Revised Primordial Helium Abundance Based on New Atomic Data
M. Peimbert, V. Luridiana, A. Peimbert
TL;DR
Using new atomic data for He I recombination and H I Balmer collisional excitation, the authors derive a refined primordial helium abundance of $Y_p = 0.2477 \pm 0.0029$, higher than their previous estimate. They implement tailored photoionization models and an extrapolation in metallicity via $\Delta Y/\Delta O = 3.3 \pm 0.7$ to remove heavy-element contamination, and they account for temperature structure with $t^2\neq0$. The key contributions include updated collisional rates, a self-consistent radiative cascade, and a revised error budget that identifies Balmer-line collisions as the dominant uncertainty.

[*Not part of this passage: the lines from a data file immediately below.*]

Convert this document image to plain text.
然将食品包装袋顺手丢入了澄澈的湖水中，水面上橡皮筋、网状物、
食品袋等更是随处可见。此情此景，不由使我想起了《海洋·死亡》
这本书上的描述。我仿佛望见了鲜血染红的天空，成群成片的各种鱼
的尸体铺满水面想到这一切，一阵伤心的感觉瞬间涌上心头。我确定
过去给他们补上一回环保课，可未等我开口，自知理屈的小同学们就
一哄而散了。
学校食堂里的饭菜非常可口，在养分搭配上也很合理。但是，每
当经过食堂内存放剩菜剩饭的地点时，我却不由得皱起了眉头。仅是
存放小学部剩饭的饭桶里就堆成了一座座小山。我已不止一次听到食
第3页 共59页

The resulting $Y_p$ is in good agreement with standard Big Bang nucleosynthesis predictions and WMAP-derived baryon density, reinforcing the concordance between helium, deuterium, and cosmic microwave background constraints and suggesting non-negligible temperature fluctuations in H II regions.
Abstract
We have derived a primordial helium abundance of Yp = 0.2477 +- 0.0029, based on new atomic physics computations of the recombination coefficients of He I and of the collisional excitation of the H I Balmer lines together with observations and photoionization models of metal-poor extragalactic H II regions. The new atomic data increase our previous determination of Yp by 0.0086, a very significant amount. By combining our Yp result with the predictions made by the standard Big Bang nucleosynthesis model, we find a baryon-to-photon ratio, η, in excellent agreement both with the ηvalue derived by the primordial deuterium abundance value observed in damped Lyman-αsystems and with the one obtained from the WMAP observations.